Çetingüleç konuşmasına başlarken, “Siyasi döneminde Ecevit’in başarılı olmasının ardındaki en önemli faktör Rahşan hanımdır: diyerek şöyle devam etti:
“Rahşan ve Ecevit çiftinin tanışması ve hayat boyu birlikte olmalarının nedeni belki de Ecevit’in Rahşan Hanımın babası Prof. Namık Zeki Aral’a benzer karakteristik özellikler sergiliyor olmasıdır. 1944 yılında tanıştılar, iki yıl sonra evlendiler. 60 yıl birlikte yaşadılar 44 yıl siyaset yaptılar. Rahşan Hanım, Ecevit’i cezaevinden kurtarıp yasaklı olmasını engellemiş, Umut Gazetesi’ni çıkarmış ve Ecevit’in mesajlarını toplumun geniş kesimlerine ulaştırmaya çalışmış ve en önemlisi köylü derneklerini kurmuş bu sayede de üretici tüketici arasındaki doğrudan satış zincirinin oluşmasına imkân sağlamıştır”.
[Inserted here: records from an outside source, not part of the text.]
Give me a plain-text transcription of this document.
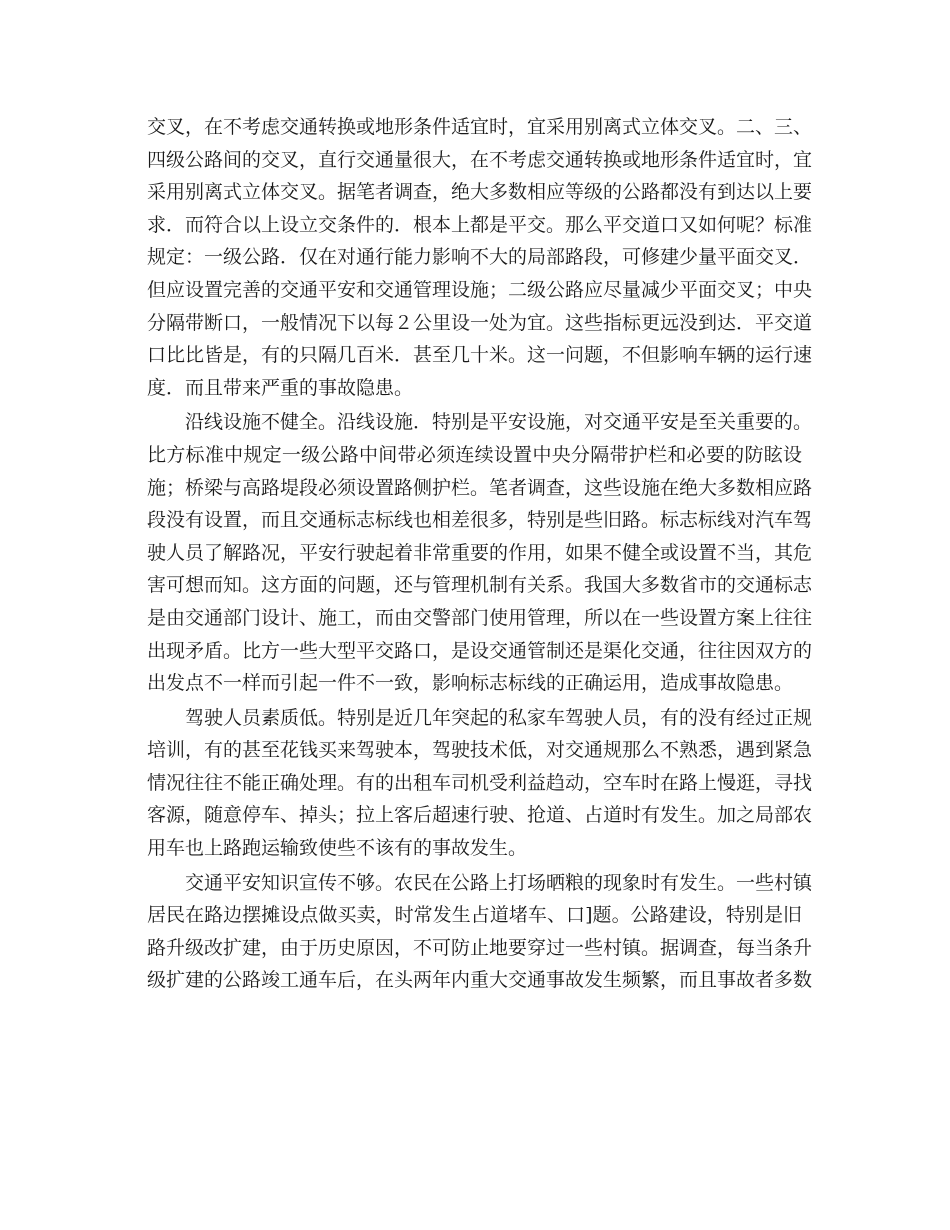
交叉，在不考虑交通转换或地形条件适宜时，宜采用别离式立体交叉。二、三、
四级公路间的交叉，直行交通量很大，在不考虑交通转换或地形条件适宜时，宜
采用别离式立体交叉。据笔者调查，绝大多数相应等级的公路都没有到达以上要
求．而符合以上设立交条件的．根本上都是平交。那么平交道口又如何呢？标准
规定：一级公路．仅在对通行能力影响不大的局部路段，可修建少量平面交叉．
但应设置完善的交通平安和交通管理设施；二级公路应尽量减少平面交叉；中央
分隔带断口，一般情况下以每２公里设一处为宜。这些指标更远没到达．平交道
口比比皆是，有的只隔几百米．甚至几十米。这一问题，不但影响车辆的运行速
度．而且带来严重的事故隐患。
沿线设施不健全。沿线设施．特别是平安设施，对交通平安是至关重要的。
比方标准中规定一级公路中间带必须连续设置中央分隔带护栏和必要的防眩设
施；桥梁与高路堤段必须设置路侧护栏。笔者调查，这些设施在绝大多数相应路
段没有设置，而且交通标志标线也相差很多，特别是些旧路。标志标线对汽车驾
驶人员了解路况，平安行驶起着非常重要的作用，如果不健全或设置不当，其危
害可想而知。这方面的问题，还与管理机制有关系。我国大多数省市的交通标志
是由交通部门设计、施工，而由交警部门使用管理，所以在一些设置方案上往往
出现矛盾。比方一些大型平交路口，是设交通管制还是渠化交通，往往因双方的
出发点不一样而引起一件不一致，影响标志标线的正确运用，造成事故隐患。
驾驶人员素质低。特别是近几年突起的私家车驾驶人员，有的没有经过正规
培训，有的甚至花钱买来驾驶本，驾驶技术低，对交通规那么不熟悉，遇到紧急
情况往往不能正确处理。有的出租车司机受利益趋动，空车时在路上慢逛，寻找
客源，随意停车、掉头；拉上客后超速行驶、抢道、占道时有发生。加之局部农
用车也上路跑运输致使些不该有的事故发生。
交通平安知识宣传不够。农民在公路上打场晒粮的现象时有发生。一些村镇
居民在路边摆摊设点做买卖，时常发生占道堵车、口]题。公路建设，特别是旧
路升级改扩建，由于历史原因，不可防止地要穿过一些村镇。据调查，每当条升
级扩建的公路竣工通车后，在头两年内重大交通事故发生频繁，而且事故者多数
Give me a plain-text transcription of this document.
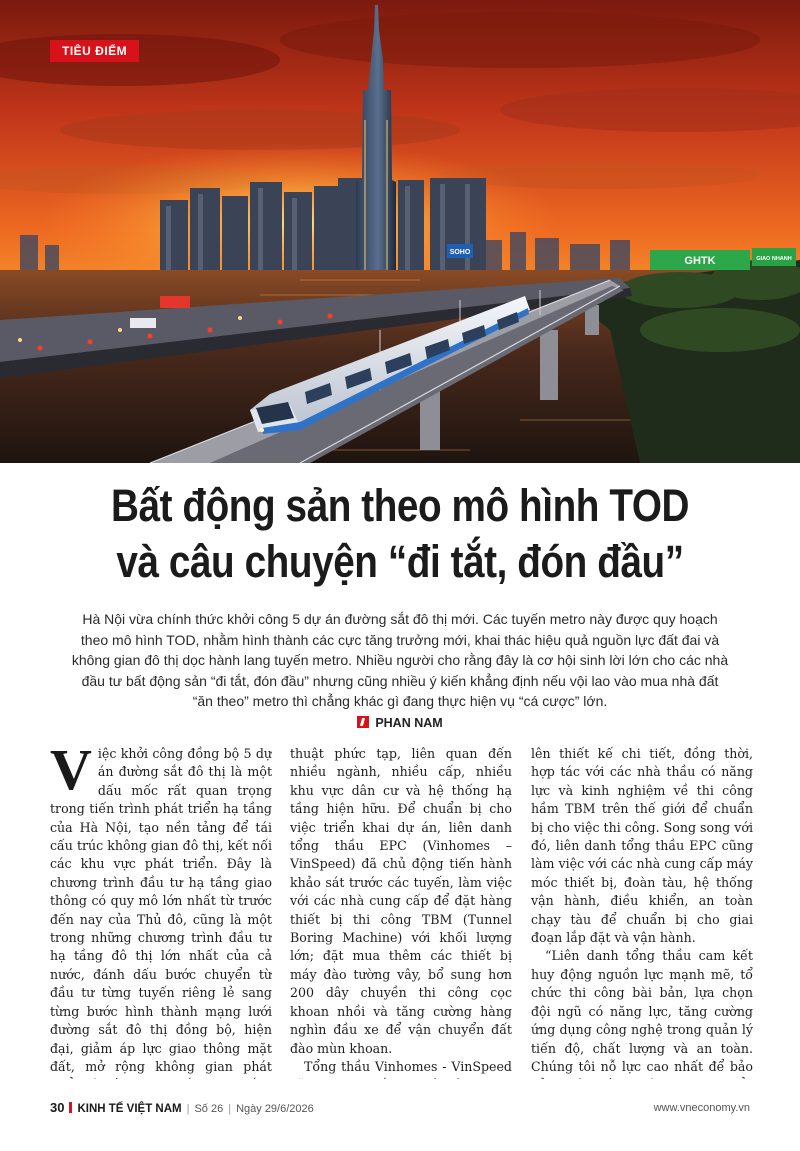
SOHO
GHTK	GIAO NHANH
TIÊU ĐIỂM
Bất động sản theo mô hình TOD
và câu chuyện “đi tắt, đón đầu”

Hà Nội vừa chính thức khởi công 5 dự án đường sắt đô thị mới. Các tuyến metro này được quy hoạch theo mô hình TOD, nhằm hình thành các cực tăng trưởng mới, khai thác hiệu quả nguồn lực đất đai và không gian đô thị dọc hành lang tuyến metro. Nhiều người cho rằng đây là cơ hội sinh lời lớn cho các nhà đầu tư bất động sản “đi tắt, đón đầu” nhưng cũng nhiều ý kiến khẳng định nếu vội lao vào mua nhà đất “ăn theo” metro thì chẳng khác gì đang thực hiện vụ “cá cược” lớn.

PHAN NAM

Việc khởi công đồng bộ 5 dự án đường sắt đô thị là một dấu mốc rất quan trọng trong tiến trình phát triển hạ tầng của Hà Nội, tạo nền tảng để tái cấu trúc không gian đô thị, kết nối các khu vực phát triển. Đây là chương trình đầu tư hạ tầng giao thông có quy mô lớn nhất từ trước đến nay của Thủ đô, cũng là một trong những chương trình đầu tư hạ tầng đô thị lớn nhất của cả nước, đánh dấu bước chuyển từ đầu tư từng tuyến riêng lẻ sang từng bước hình thành mạng lưới đường sắt đô thị đồng bộ, hiện đại, giảm áp lực giao thông mặt đất, mở rộng không gian phát

thuật phức tạp, liên quan đến nhiều ngành, nhiều cấp, nhiều khu vực dân cư và hệ thống hạ tầng hiện hữu. Để chuẩn bị cho việc triển khai dự án, liên danh tổng thầu EPC (Vinhomes – VinSpeed) đã chủ động tiến hành khảo sát trước các tuyến, làm việc với các nhà cung cấp để đặt hàng thiết bị thi công TBM (Tunnel Boring Machine) với khối lượng lớn; đặt mua thêm các thiết bị máy đào tường vây, bổ sung hơn 200 dây chuyền thi công cọc khoan nhồi và tăng cường hàng nghìn đầu xe để vận chuyển đất đào mùn khoan.

Tổng thầu Vinhomes - VinSpeed

lên thiết kế chi tiết, đồng thời, hợp tác với các nhà thầu có năng lực và kinh nghiệm về thi công hầm TBM trên thế giới để chuẩn bị cho việc thi công. Song song với đó, liên danh tổng thầu EPC cũng làm việc với các nhà cung cấp máy móc thiết bị, đoàn tàu, hệ thống vận hành, điều khiển, an toàn chạy tàu để chuẩn bị cho giai đoạn lắp đặt và vận hành.

“Liên danh tổng thầu cam kết huy động nguồn lực mạnh mẽ, tổ chức thi công bài bản, lựa chọn đội ngũ có năng lực, tăng cường ứng dụng công nghệ trong quản lý tiến độ, chất lượng và an toàn. Chúng tôi nỗ lực cao nhất để bảo

30 KINH TẾ VIỆT NAM | Số 26 | Ngày 29/6/2026	www.vneconomy.vn
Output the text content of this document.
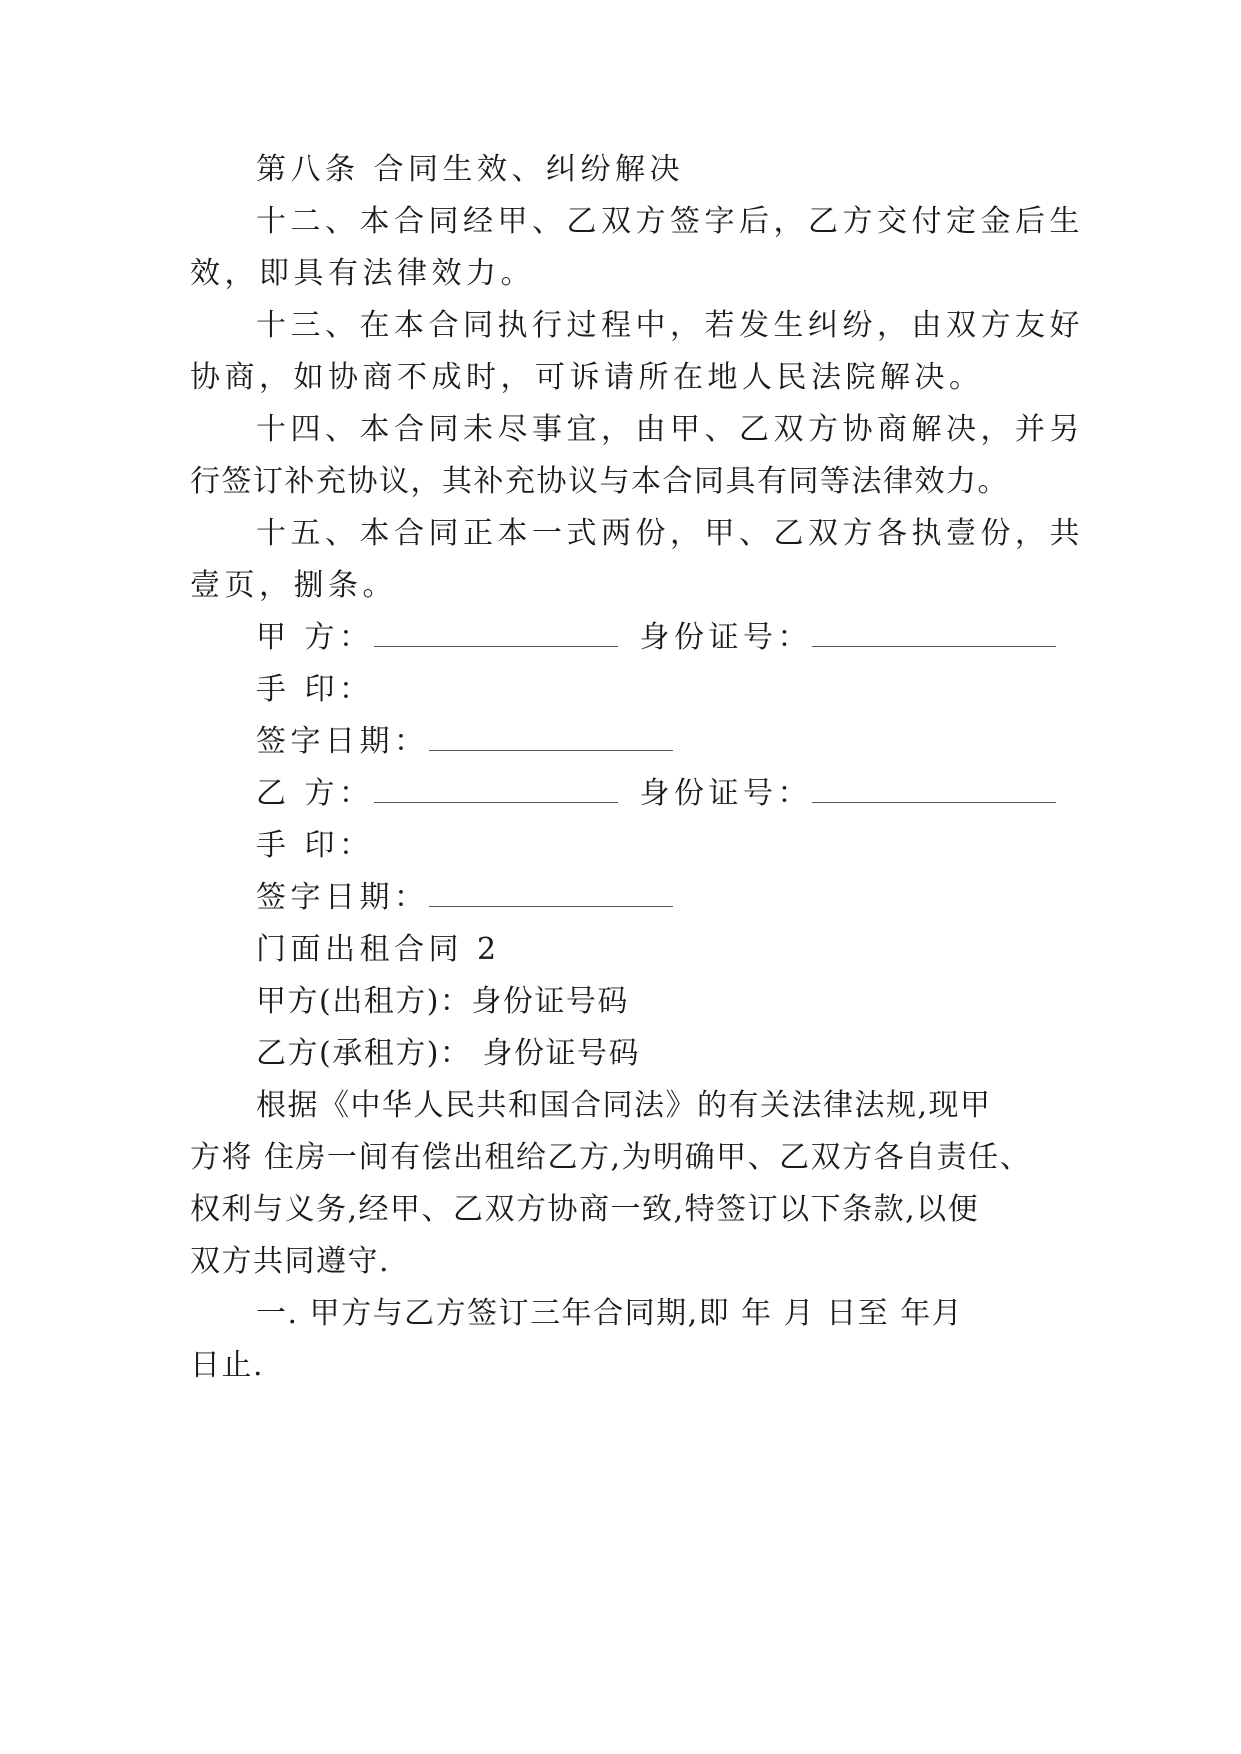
第八条 合同生效、纠纷解决
十二、本合同经甲、乙双方签字后，乙方交付定金后生
效，即具有法律效力。
十三、在本合同执行过程中，若发生纠纷，由双方友好
协商，如协商不成时，可诉请所在地人民法院解决。
十四、本合同未尽事宜，由甲、乙双方协商解决，并另
行签订补充协议，其补充协议与本合同具有同等法律效力。
十五、本合同正本一式两份，甲、乙双方各执壹份，共
壹页，捌条。
甲 方：	身份证号：
手 印：
签字日期：
乙 方：	身份证号：
手 印：
签字日期：
门面出租合同 2
甲方(出租方)：身份证号码
乙方(承租方)： 身份证号码
根据《中华人民共和国合同法》的有关法律法规,现甲
方将 住房一间有偿出租给乙方,为明确甲、乙双方各自责任、
权利与义务,经甲、乙双方协商一致,特签订以下条款,以便
双方共同遵守.
一. 甲方与乙方签订三年合同期,即 年 月 日至 年月
日止.
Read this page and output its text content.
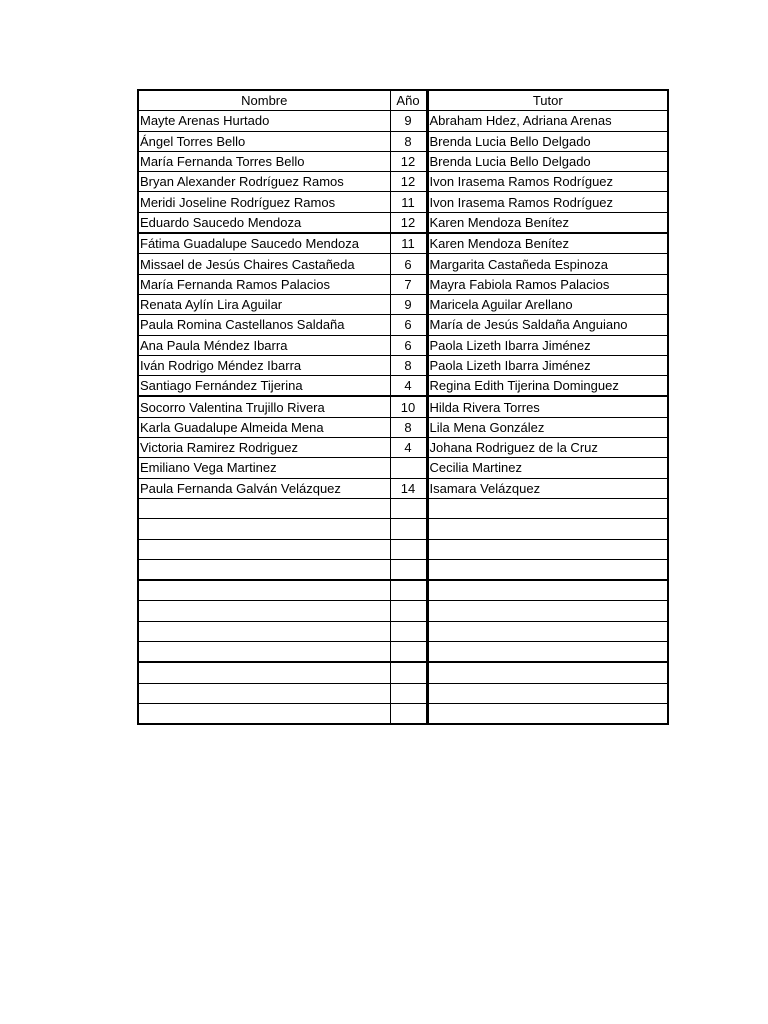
Nombre	Año	Tutor
Mayte Arenas Hurtado	9	Abraham Hdez, Adriana Arenas
Ángel Torres Bello	8	Brenda Lucia Bello Delgado
María Fernanda Torres Bello	12	Brenda Lucia Bello Delgado
Bryan Alexander Rodríguez Ramos	12	Ivon Irasema Ramos Rodríguez
Meridi Joseline Rodríguez Ramos	11	Ivon Irasema Ramos Rodríguez
Eduardo Saucedo Mendoza	12	Karen Mendoza Benítez
Fátima Guadalupe Saucedo Mendoza	11	Karen Mendoza Benítez
Missael de Jesús Chaires Castañeda	6	Margarita Castañeda Espinoza
María Fernanda Ramos Palacios	7	Mayra Fabiola Ramos Palacios
Renata Aylín Lira Aguilar	9	Maricela Aguilar Arellano
Paula Romina Castellanos Saldaña	6	María de Jesús Saldaña Anguiano
Ana Paula Méndez Ibarra	6	Paola Lizeth Ibarra Jiménez
Iván Rodrigo Méndez Ibarra	8	Paola Lizeth Ibarra Jiménez
Santiago Fernández Tijerina	4	Regina Edith Tijerina Dominguez
Socorro Valentina Trujillo Rivera	10	Hilda Rivera Torres
Karla Guadalupe Almeida Mena	8	Lila Mena González
Victoria Ramirez Rodriguez	4	Johana Rodriguez de la Cruz
Emiliano Vega Martinez		Cecilia Martinez
Paula Fernanda Galván Velázquez	14	Isamara Velázquez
Çetingüleç, “CHP’yi yüzde 42’lere taşıyan tek lider Ecevit’tir”
Ecevit’in 1974 ile 2002 yılları arasında beş kez başbakanlık yaptığını anımsatan Çetingüleç, Ecevit’in siyasi yaşamı boyunca verdiği hizmetler konusunda ise şöyle konuştu:
“Ecevit, evlendikten sonra 1946-1950 yılları arasında Londra Büyükelçiliğinin Basın Ataşeliğinde çalıştı. 1950 yılında Türkiye’ye döndükten sonra Ulus Gazetesi’nde çalıştı, 1955 yılında bir burs aracılığıyla Amerika’da The Journal and Sentinel’de konuk gazeteci olarak bulundu. Ecevit, orada bile halkçılığını ortaya koydu, Amerikalıların zencilere karşı uyguladığı ayrımı ‘Ayın karanlık yüzü’ başlıklı yazıyla eleştirdi. 1957 yılında Türkiye’ye döndü, o yıl CHP’den Ankara milletvekili seçildi. 1961 yılında Çalışma Bakanı oldu, aynı zamanda 1965’te Milliyet gazetesinde günlük yazılar yazdı. 1966 yılında ise CHP Genel sekreterliğine kadar yükseldi, 1971 yılında muhtıraya tepki olarak genel sekreterlik görevinden istifa etti. Ecevit, 1972 yılında genel başkanlığa seçildi, iki yıl sonra CHP’yi iktidara taşıdı. Çok partili hayata geçtikten sonra CHP’yi yüzde 42’lere taşıyan tek lider Ecevit’tir. CHP, Türkiye’de bütün partilerin ana omurgasını oluşturur. Türkiye’deki tüm partiler CHP’den yeşermiştir. Hiçbir parti yokken CHP vardı. Sağın efsane liderlerinden Adnan Menderes CHP’de 15 yıl milletvekilliği yapmıştır, eski Cumhurbaşkanı Celal Bayar CHP milletvekilidir, CHP’den ayrılıp Demokrat Parti’yi kurmuşlardır. İşte İsmet İnönü’nün hoş görüsü sayesinde Türkiye çok farklı bir hayata geçiş yapmıştır. Ecevit’in İnönü ile yakın çalışması siyasetteki merdivenleri hızla çıkarken kendisinin desteğini almasını da sağlıyor. Ecevit “ortanın solu hareketi”ni başlatarak, CHP’yi sola çekiyor. Ecevit partiyi, halkçılık, sosyal demokrasi, sosyal adalet ve işçi hakları temelinde örgütleyerek yeniden yapılandırıyor.”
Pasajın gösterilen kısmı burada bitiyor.